In the laboratory we are developing a new concept of conversational language understanding (CLU) as a new unique approach that develops the idea that verbal and nonverbal conversational cues are complementary, and equally important in conversation. Key research activities are focused on understanding and modeling conversational language in human-to-human interactions. In the field of natural language processing and understanding of spoken language, gesture and non-verbal communication, as well as the ability to express information not only through words, begin to play an important role in human-machine interaction. It has become clear that the integration of such signals is a key direction in identifying a more personal aspect of user inputs and how device responses can be presented to people. In direct interaction, non-verbal signals transmitted along with spoken content (or even in the absence of it) are crucial for establishing cohesion in the discourse. In the laboratory, we are developing new fusion-based models as well as artificial intelligence (AI)-based algorithms that will be able to generate in-depth understanding in cognitive interplay with communicative intent as a central core in human interaction. The algorithms are based on deep learning techniques.
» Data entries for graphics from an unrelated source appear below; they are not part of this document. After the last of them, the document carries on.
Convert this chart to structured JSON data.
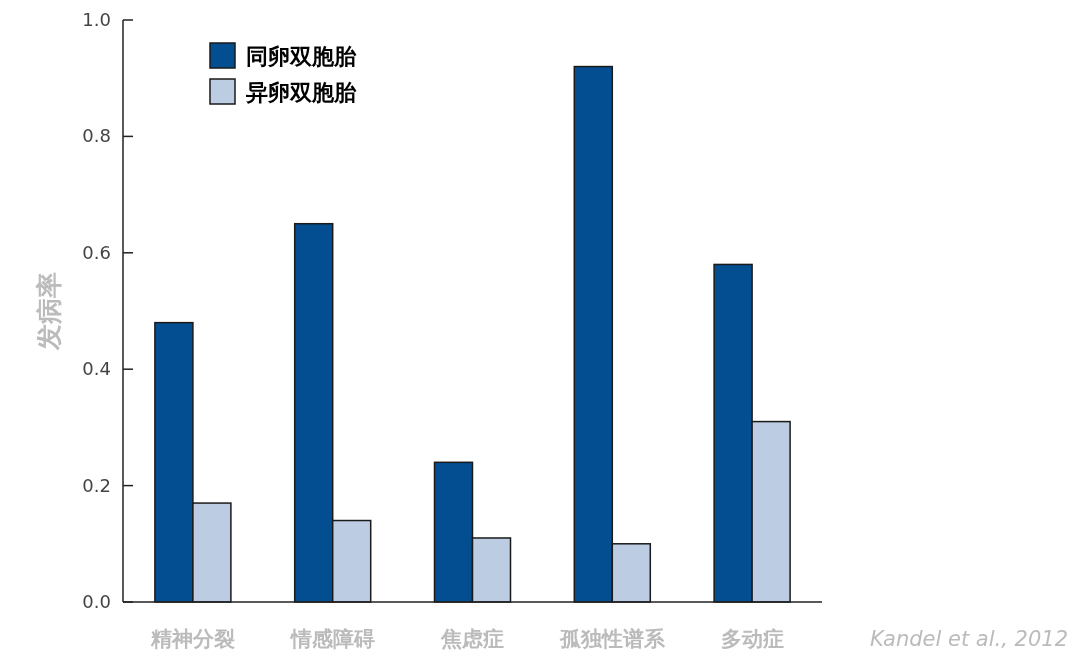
{
  "chart_data": {
    "type": "bar",
    "ylabel": "发病率",
    "categories": [
      "精神分裂",
      "情感障碍",
      "焦虑症",
      "孤独性谱系",
      "多动症"
    ],
    "series": [
      {
        "name": "同卵双胞胎",
        "color": "#034e91",
        "values": [
          0.48,
          0.65,
          0.24,
          0.92,
          0.58
        ]
      },
      {
        "name": "异卵双胞胎",
        "color": "#bccce3",
        "values": [
          0.17,
          0.14,
          0.11,
          0.1,
          0.31
        ]
      }
    ],
    "ylim": [
      0,
      1.0
    ],
    "yticks": [
      {
        "value": 0,
        "label": "0.0"
      },
      {
        "value": 0.2,
        "label": "0.2"
      },
      {
        "value": 0.4,
        "label": "0.4"
      },
      {
        "value": 0.6,
        "label": "0.6"
      },
      {
        "value": 0.8,
        "label": "0.8"
      },
      {
        "value": 1.0,
        "label": "1.0"
      }
    ],
    "legend": "top left",
    "grid": false,
    "annotations": [
      "Kandel et al., 2012"
    ]
  }
}
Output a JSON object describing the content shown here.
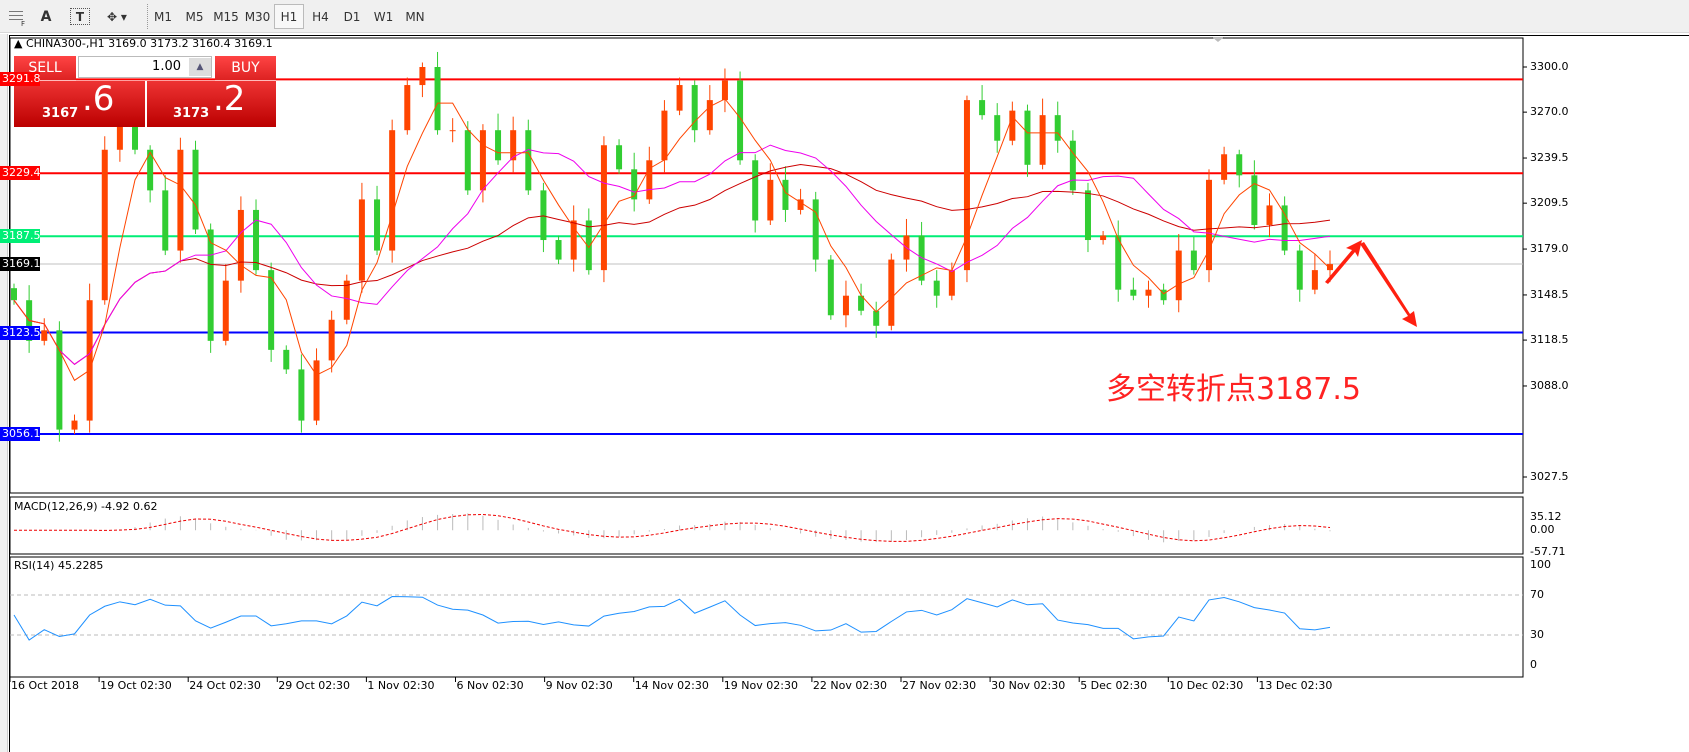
{
  "toolbar": {
    "tools": [
      {
        "icon": "grid-icon"
      },
      {
        "label": "A",
        "icon": "text-icon"
      },
      {
        "label": "T",
        "icon": "text-label-icon"
      },
      {
        "icon": "arrows-dropdown-icon"
      }
    ],
    "timeframes": [
      "M1",
      "M5",
      "M15",
      "M30",
      "H1",
      "H4",
      "D1",
      "W1",
      "MN"
    ],
    "active_timeframe": "H1"
  },
  "chart": {
    "header": "CHINA300-,H1  3169.0 3173.2 3160.4 3169.1",
    "symbol": "CHINA300-",
    "timeframe": "H1",
    "open": 3169.0,
    "high": 3173.2,
    "low": 3160.4,
    "close": 3169.1
  },
  "trade_panel": {
    "sell_label": "SELL",
    "buy_label": "BUY",
    "lot": "1.00",
    "sell_price_main": "3167",
    "sell_price_big": ".6",
    "buy_price_main": "3173",
    "buy_price_big": ".2",
    "color": "#d42020"
  },
  "annotation": {
    "text": "多空转折点3187.5",
    "color": "#ff2222"
  },
  "chart_data": [
    {
      "type": "candlestick",
      "title": "CHINA300-,H1",
      "price_ticks": [
        "3300.0",
        "3270.0",
        "3239.5",
        "3209.5",
        "3179.0",
        "3148.5",
        "3118.5",
        "3088.0",
        "3027.5"
      ],
      "ylim": [
        3010,
        3320
      ],
      "x_labels": [
        "16 Oct 2018",
        "19 Oct 02:30",
        "24 Oct 02:30",
        "29 Oct 02:30",
        "1 Nov 02:30",
        "6 Nov 02:30",
        "9 Nov 02:30",
        "14 Nov 02:30",
        "19 Nov 02:30",
        "22 Nov 02:30",
        "27 Nov 02:30",
        "30 Nov 02:30",
        "5 Dec 02:30",
        "10 Dec 02:30",
        "13 Dec 02:30"
      ],
      "close": [
        3145,
        3118,
        3125,
        3059,
        3065,
        3145,
        3245,
        3265,
        3245,
        3218,
        3178,
        3245,
        3192,
        3118,
        3158,
        3205,
        3165,
        3112,
        3099,
        3065,
        3105,
        3132,
        3158,
        3212,
        3178,
        3258,
        3288,
        3300,
        3258,
        3258,
        3218,
        3258,
        3238,
        3258,
        3218,
        3185,
        3172,
        3198,
        3165,
        3248,
        3232,
        3212,
        3238,
        3271,
        3288,
        3258,
        3278,
        3291,
        3238,
        3198,
        3225,
        3205,
        3212,
        3172,
        3135,
        3148,
        3138,
        3128,
        3172,
        3188,
        3158,
        3148,
        3165,
        3278,
        3268,
        3251,
        3271,
        3235,
        3268,
        3251,
        3218,
        3185,
        3188,
        3152,
        3148,
        3152,
        3145,
        3178,
        3165,
        3225,
        3242,
        3228,
        3195,
        3208,
        3178,
        3152,
        3165,
        3169
      ],
      "up_color": "#ff4500",
      "down_color": "#32cd32",
      "levels": [
        {
          "value": "3291.8",
          "color": "#ff0000"
        },
        {
          "value": "3229.4",
          "color": "#ff0000"
        },
        {
          "value": "3187.5",
          "color": "#00ee76"
        },
        {
          "value": "3169.1",
          "color": "#000000",
          "line": "#c0c0c0"
        },
        {
          "value": "3123.5",
          "color": "#0000ff"
        },
        {
          "value": "3056.1",
          "color": "#0000ff"
        }
      ],
      "moving_averages": [
        {
          "color": "#cc0000"
        },
        {
          "color": "#ee00ee"
        },
        {
          "color": "#ff4500"
        }
      ]
    },
    {
      "type": "macd",
      "label": "MACD(12,26,9) -4.92 0.62",
      "ticks": [
        "35.12",
        "0.00",
        "-57.71"
      ],
      "ylim": [
        -57.71,
        35.12
      ]
    },
    {
      "type": "line",
      "label": "RSI(14) 45.2285",
      "ticks": [
        "100",
        "70",
        "30",
        "0"
      ],
      "ylim": [
        0,
        100
      ],
      "levels": [
        70,
        30
      ],
      "color": "#1e90ff"
    }
  ]
}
In the field of conversational agents, straightforwardness and the ability to interact with the interlocutor are one of the driving factors for user experience in IoT environments. Advanced emotional interaction plays an increasingly important role in human-machine interaction, also due to the increasingly complex systems in the environment. Laboratory research thus encompasses the synthesis and emulation of natural human-machine interaction. Research covers all components involved in human interaction (or conversation), and in this respect the development of such conversational behavior that will mimic the complete life cycle of human interaction. It generally involves receiving multimodal input, understanding information and planning response, and delivering information in the form of multimodal output. The spoken language is most often accompanied by mimicry, gestures, prosody, that is, in a multimodal dimension, to which we pay additional attention and consequently develop the necessary language resources and linguistic and technological tools for the Slovenian language.
In the field of human-machine interaction, research in the laboratory extends to new mobile technologies and applications for sensing the broader context of the user based on heterogeneous sensor systems and data fusion in the Internet of Things concept. Research in this area is focused on new concepts, methods and approaches for heterogeneous wearable sensor systems based on smart embedded systems that enable low-energy wireless communications technologies to integrate seamlessly with mobile devices and cloud services through the concept of Internet of Things and data fusion based on analytics over a large amount of data. Digital Signal Processing Laboratory has expertise in natural speech processing and generation (NLP, NLG, SLU, ECA, TTS, ASR), audio-visual signal processing and classification (gender classification, emotion, mood detection), user experience and quality of experience, machine learning and artificial intelligence (including deep learning), intelligent IoT environments and supportive living environments.